Japonya-Juu
(7 Mayıs 2012)
Japonya'da belirli bir süre geçirince elbette o halkın alışkanlıklarını, tavırlarını ve kültürleriyle birlikte gelen davranışlarını daha da iyi anlıyorsunuz ve ben de anlamış bulundum.
Japonlar 2.0
Ş
u an Kyoto’da olduğumu bildiririm öncelikle.
İkinci cümlemde ise, Japon halkıyla toplamda 35 gündür birlikte olduğumu söylemek isterim. Bu süre zarfında kendilerini az çok tanıdım ve size de bu enteresan halkın, enteresanlıklarından biraz bahsedeceğim.
Varan 1
Hizmet sektöründe çalışan Japon, her zaman güler yüzlü. Emlakçıya mı girdiniz, hemen bir hoşgeldinizler, bir ilgi alaka… Türkiye’dekinden daha yoğun, bir yandan daha sahte bir ilgi bu. Bizde adam o gün mutsuzsa, bunu suratından okursunuz.
Japon’un en fantastik hale geldiği nokta ise market ve restoranlarda ortaya çıkıyor…
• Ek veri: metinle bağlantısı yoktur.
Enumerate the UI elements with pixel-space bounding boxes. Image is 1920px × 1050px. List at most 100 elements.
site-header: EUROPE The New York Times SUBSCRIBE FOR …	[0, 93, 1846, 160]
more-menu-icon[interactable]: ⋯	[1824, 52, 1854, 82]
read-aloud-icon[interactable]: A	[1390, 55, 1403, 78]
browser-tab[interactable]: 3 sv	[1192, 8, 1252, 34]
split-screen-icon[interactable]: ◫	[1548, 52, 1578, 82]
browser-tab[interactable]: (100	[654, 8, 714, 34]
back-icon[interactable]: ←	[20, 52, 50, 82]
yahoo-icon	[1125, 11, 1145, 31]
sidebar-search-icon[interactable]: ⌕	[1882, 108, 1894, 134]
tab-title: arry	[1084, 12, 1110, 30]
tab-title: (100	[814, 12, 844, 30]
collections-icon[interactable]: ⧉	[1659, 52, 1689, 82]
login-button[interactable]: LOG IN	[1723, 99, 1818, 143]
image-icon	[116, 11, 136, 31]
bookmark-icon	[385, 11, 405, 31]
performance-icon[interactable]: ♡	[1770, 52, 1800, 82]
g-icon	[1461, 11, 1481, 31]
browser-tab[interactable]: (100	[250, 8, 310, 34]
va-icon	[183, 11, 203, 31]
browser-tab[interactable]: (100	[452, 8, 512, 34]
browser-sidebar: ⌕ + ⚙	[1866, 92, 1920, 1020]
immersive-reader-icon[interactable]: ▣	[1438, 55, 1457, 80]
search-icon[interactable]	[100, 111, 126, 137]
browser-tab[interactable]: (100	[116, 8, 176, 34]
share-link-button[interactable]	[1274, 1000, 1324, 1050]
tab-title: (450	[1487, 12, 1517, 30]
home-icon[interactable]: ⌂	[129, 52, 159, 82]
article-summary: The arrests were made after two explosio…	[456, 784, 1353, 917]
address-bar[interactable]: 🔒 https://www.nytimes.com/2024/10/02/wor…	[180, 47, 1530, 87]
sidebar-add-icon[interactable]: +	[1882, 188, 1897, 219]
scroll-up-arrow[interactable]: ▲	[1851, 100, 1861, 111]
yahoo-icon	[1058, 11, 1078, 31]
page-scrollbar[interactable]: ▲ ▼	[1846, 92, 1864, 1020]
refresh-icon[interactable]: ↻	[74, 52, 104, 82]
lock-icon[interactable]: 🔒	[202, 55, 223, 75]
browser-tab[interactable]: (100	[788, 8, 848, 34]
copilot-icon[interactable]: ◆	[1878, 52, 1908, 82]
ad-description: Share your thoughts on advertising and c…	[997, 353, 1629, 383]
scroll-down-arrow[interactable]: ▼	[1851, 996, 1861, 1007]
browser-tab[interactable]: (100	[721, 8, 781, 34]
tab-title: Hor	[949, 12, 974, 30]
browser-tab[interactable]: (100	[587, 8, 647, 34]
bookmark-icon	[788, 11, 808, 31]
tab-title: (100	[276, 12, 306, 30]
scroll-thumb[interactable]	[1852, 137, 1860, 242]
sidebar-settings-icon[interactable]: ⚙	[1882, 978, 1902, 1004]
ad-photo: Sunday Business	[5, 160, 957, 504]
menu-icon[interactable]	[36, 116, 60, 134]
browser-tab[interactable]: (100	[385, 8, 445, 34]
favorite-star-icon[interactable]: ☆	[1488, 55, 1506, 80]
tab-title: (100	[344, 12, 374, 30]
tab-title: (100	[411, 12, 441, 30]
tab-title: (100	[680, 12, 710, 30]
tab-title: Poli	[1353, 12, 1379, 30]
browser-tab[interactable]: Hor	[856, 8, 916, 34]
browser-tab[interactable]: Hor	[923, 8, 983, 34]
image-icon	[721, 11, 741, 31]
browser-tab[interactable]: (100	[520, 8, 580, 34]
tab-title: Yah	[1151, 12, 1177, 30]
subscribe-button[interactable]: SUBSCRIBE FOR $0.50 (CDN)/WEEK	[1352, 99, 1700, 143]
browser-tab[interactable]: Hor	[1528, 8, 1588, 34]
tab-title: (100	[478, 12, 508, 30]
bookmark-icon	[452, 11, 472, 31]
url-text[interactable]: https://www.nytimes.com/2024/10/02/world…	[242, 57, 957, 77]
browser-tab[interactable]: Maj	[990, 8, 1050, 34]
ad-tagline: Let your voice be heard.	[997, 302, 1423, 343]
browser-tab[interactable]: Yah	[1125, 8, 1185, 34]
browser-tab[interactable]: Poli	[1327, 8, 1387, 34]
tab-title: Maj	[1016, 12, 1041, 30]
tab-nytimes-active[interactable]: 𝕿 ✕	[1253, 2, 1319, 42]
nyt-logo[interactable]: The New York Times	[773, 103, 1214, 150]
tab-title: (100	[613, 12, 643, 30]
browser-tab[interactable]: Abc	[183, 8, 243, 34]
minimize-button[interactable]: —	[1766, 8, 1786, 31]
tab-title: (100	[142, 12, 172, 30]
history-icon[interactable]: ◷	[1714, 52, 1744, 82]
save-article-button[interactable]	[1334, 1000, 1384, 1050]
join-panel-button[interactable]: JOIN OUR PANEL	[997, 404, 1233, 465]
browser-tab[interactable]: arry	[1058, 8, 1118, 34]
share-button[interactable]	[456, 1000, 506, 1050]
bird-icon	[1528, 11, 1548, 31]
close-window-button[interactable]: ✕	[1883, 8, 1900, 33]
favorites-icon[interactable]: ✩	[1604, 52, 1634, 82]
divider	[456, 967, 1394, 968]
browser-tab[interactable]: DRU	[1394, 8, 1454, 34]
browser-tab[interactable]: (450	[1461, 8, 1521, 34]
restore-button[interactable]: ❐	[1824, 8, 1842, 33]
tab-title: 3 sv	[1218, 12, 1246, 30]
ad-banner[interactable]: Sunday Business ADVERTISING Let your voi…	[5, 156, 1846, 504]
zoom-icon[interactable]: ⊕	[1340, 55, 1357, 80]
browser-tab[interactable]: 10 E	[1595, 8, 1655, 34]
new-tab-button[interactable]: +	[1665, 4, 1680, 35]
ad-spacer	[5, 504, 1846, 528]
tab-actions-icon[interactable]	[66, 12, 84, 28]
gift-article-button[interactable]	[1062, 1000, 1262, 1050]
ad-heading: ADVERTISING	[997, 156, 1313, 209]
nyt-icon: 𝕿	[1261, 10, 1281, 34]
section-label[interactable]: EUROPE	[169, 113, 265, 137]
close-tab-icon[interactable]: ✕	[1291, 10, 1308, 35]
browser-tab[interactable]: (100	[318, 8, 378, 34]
Örneğin Family Mart’a girdik. Girer girmez hemen birisi “Irrashaimaseeee…” (Hoşgeldiniz.) diyiveriyor. Sonra bu olay meksika dalgası misali yayılıyor ve içeride kaç kişi çalışıyorsa, herkes bunu söylüyor.
Garip olan bu değil.
Çalışanlar bu lafı söylemeye o kadar şartlanmış ki toplamda 5 saniye önce sizi gören bir çalışan, marketin içinde tekrar görürse, tekrar aynısını söylüyor. Bir raf arkaya geçiyorsunuz, öndeki rafa geri dönüyorsunuz ve…
“Irrashaimaseeeee!”
Korku filmi gibi.
Bu durumun restoranda olan versiyonu çok daha komik. Özellikle büyük restoranlarda, bu “hoşgeldiniz” dalgası, ön kapıdan başlıyor ve arka tarafa doğru yayılarak en son mutfağın içine kadar girerek, 15 saniye kadar devam ediyor.
Tamam! Hoşgeldim!
Varan 2
Ekonomilerinin nasıl bu kadar iyi olduğunu, nasıl bu kadar düzgün iş yaptıklarını anlamış bulunuyorum.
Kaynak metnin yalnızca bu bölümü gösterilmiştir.